Audience Question: You were talking about all the different tenets of relational policing and that they’re all important. But sometimes, some are more important than others at different times, can you explain how those tenants may evolve or change in their importance or priority depending on the situation? 

Sheryl Victorian: Let me try to think of an example. So, let’s say the release of the body-worn camera. We know that that is a topic of controversy. Depending on what’s happening, also involved shootings or mistreatment of a citizen or something. When we’re talking about releasing body-worn camera footage. Do we have a policy? Do we tell them we will release it in so many days? Do we tell them why we’re not releasing it? So that transparency may be playing a bigger role at that moment. Then everything else, because people want to see, okay, yeah, we saw this amateur video footage, but we want to actually see what the officer said and what the officer did from his perspective.
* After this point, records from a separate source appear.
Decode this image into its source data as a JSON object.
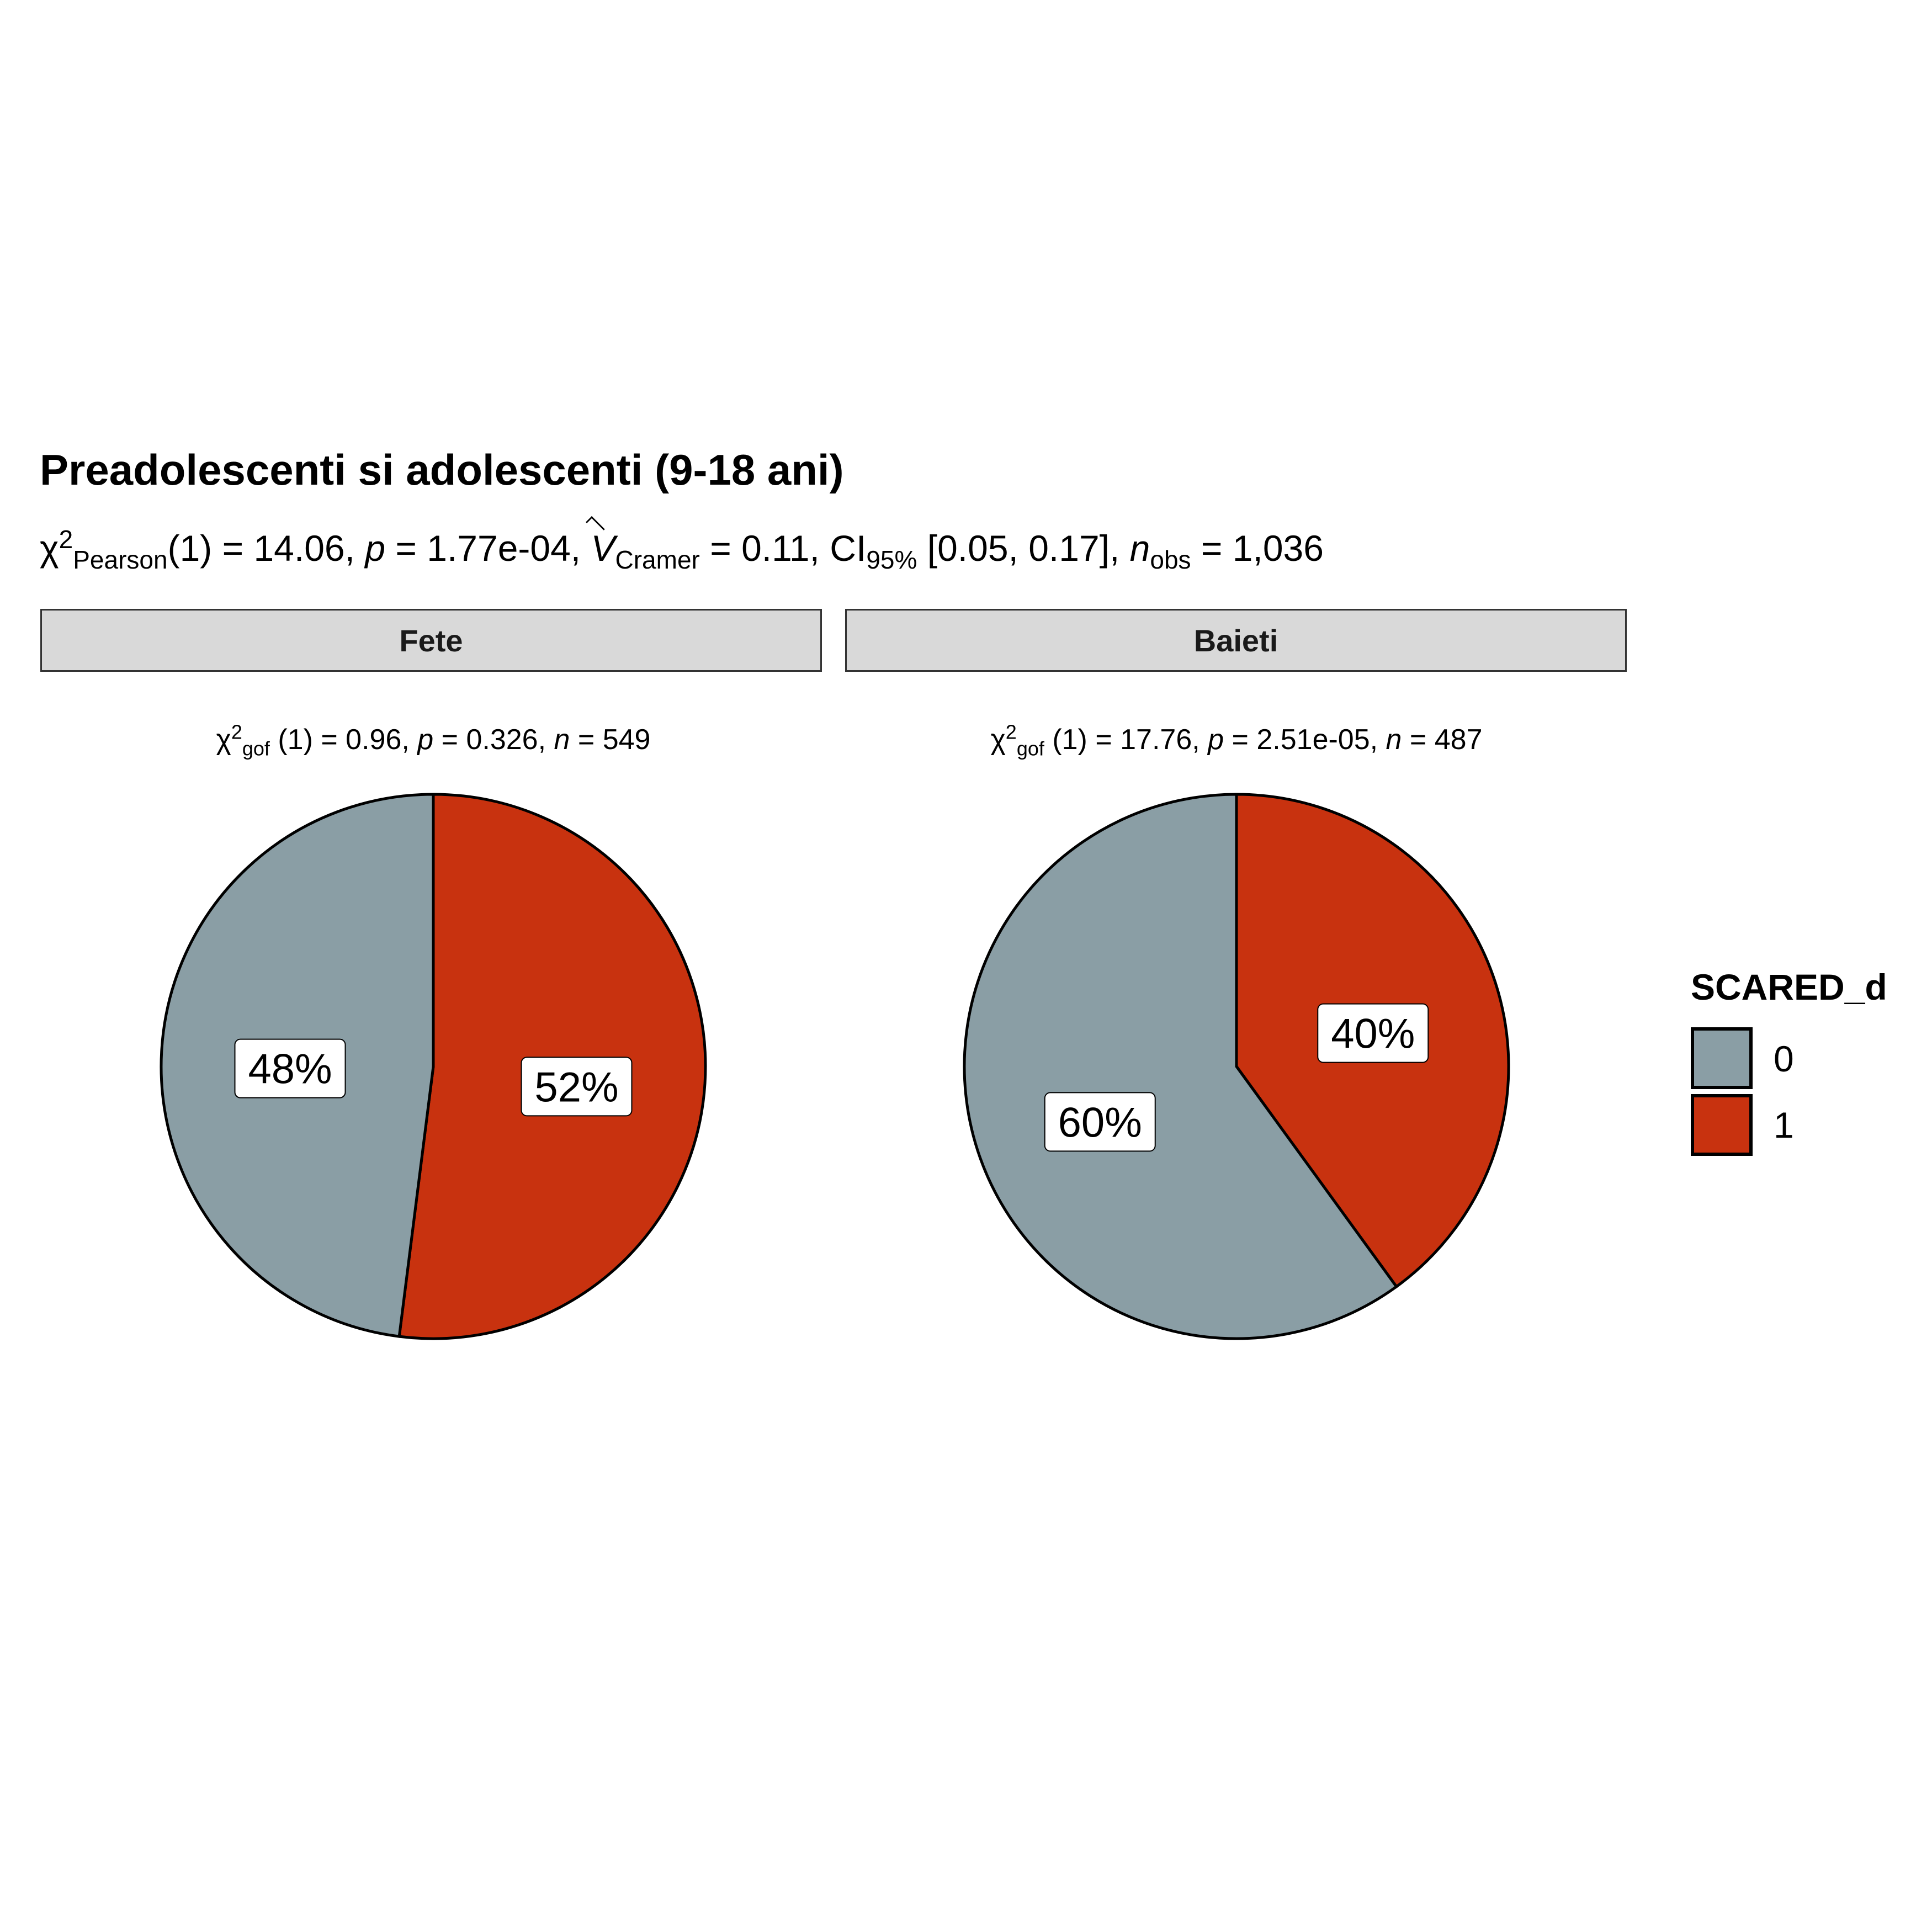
{
  "chart_data": {
    "type": "pie",
    "title": "Preadolescenti si adolescenti (9-18 ani)",
    "subtitle": {
      "stat": "χ",
      "stat_sup": "2",
      "stat_sub": "Pearson",
      "df_part": "(1) = 14.06, ",
      "p_symbol": "p",
      "p_part": " = 1.77e-04, ",
      "v_symbol": "V",
      "v_sub": "Cramer",
      "v_part": " = 0.11, CI",
      "ci_sub": "95%",
      "ci_part": " [0.05, 0.17], ",
      "n_symbol": "n",
      "n_sub": "obs",
      "n_part": " = 1,036"
    },
    "legend": {
      "title": "SCARED_d",
      "position": "right",
      "items": [
        {
          "label": "0",
          "color": "#8a9ea5"
        },
        {
          "label": "1",
          "color": "#c8320f"
        }
      ]
    },
    "facets": [
      {
        "name": "Fete",
        "test": {
          "stat": "χ",
          "sup": "2",
          "sub": "gof",
          "rest": " (1) = 0.96,  ",
          "p_symbol": "p",
          "p_val": " = 0.326,  ",
          "n_symbol": "n",
          "n_val": " = 549"
        },
        "slices": [
          {
            "category": "1",
            "percent": 52,
            "label": "52%",
            "color": "#c8320f"
          },
          {
            "category": "0",
            "percent": 48,
            "label": "48%",
            "color": "#8a9ea5"
          }
        ]
      },
      {
        "name": "Baieti",
        "test": {
          "stat": "χ",
          "sup": "2",
          "sub": "gof",
          "rest": " (1) = 17.76,  ",
          "p_symbol": "p",
          "p_val": " = 2.51e-05,  ",
          "n_symbol": "n",
          "n_val": " = 487"
        },
        "slices": [
          {
            "category": "1",
            "percent": 40,
            "label": "40%",
            "color": "#c8320f"
          },
          {
            "category": "0",
            "percent": 60,
            "label": "60%",
            "color": "#8a9ea5"
          }
        ]
      }
    ]
  }
}
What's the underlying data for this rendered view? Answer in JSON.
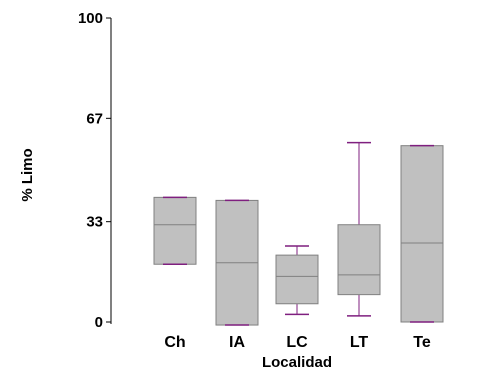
{
  "chart_data": {
    "type": "box",
    "title": "",
    "xlabel": "Localidad",
    "ylabel": "% Limo",
    "ylim": [
      0,
      100
    ],
    "yticks": [
      0,
      33,
      67,
      100
    ],
    "categories": [
      "Ch",
      "IA",
      "LC",
      "LT",
      "Te"
    ],
    "boxes": [
      {
        "category": "Ch",
        "min": 19,
        "q1": 19,
        "median": 32,
        "q3": 41,
        "max": 41
      },
      {
        "category": "IA",
        "min": -1,
        "q1": -1,
        "median": 19.5,
        "q3": 40,
        "max": 40
      },
      {
        "category": "LC",
        "min": 2.5,
        "q1": 6,
        "median": 15,
        "q3": 22,
        "max": 25
      },
      {
        "category": "LT",
        "min": 2,
        "q1": 9,
        "median": 15.5,
        "q3": 32,
        "max": 59
      },
      {
        "category": "Te",
        "min": 0,
        "q1": 0,
        "median": 26,
        "q3": 58,
        "max": 58
      }
    ],
    "grid": false,
    "legend": "none",
    "colors": {
      "box_fill": "#c0c0c0",
      "box_edge": "#808080",
      "whisker": "#7f1f7f",
      "axis": "#000000"
    }
  }
}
So, at that point, transparency may weigh heavier than anything else. So, when I say at times, it may be different. You know, one might stand out from the others, then I meant something like that. But for the most part, for the whole philosophy of relational policing to build trust, to work, we will need all of those in order for us to build trust and earn that trust in our communities.

 

Audience Question: What are ways you see relational policing and this approach overlapping with mental health support for our officers or even for our community members? How did those two concepts go together?

Sheryl Victorian: Wow, that’s a great question. We know that a lot of the calls or many other calls have a number that we respond to now have a mental health component. So, our officers receive unlimited training or crisis intervention, but we have so many community organizations that specialize in what we do not specialize in. So, it’s important that we partner with those mental health organizations, and that we learn from those mental health organizations how we can incorporate social work or one of someone from that industry into what we’re doing in policing to help us best respond to those calls using these principles of relational policing. What is being transparent in our actions when we come across mental health and —- Regardless of anybody’s mental state, we need to always make sure that we’re being respectful. And in that engagement in Houston, I know we had a homeless outreach team that was very proactive in dealing with our homeless population. You know, homelessness is not a crime, but a lot of people in the Houston area that were homeless had some mental issues, and officers always show genuine concern when engaging with them and attempting to find them resources. So, I just think that partnering with our mental health professionals, and coming up with ideas to best address, and respond to some of the needs of our communities, would be helpful. And, yes, that these tenets can help both of the organizations address the issue.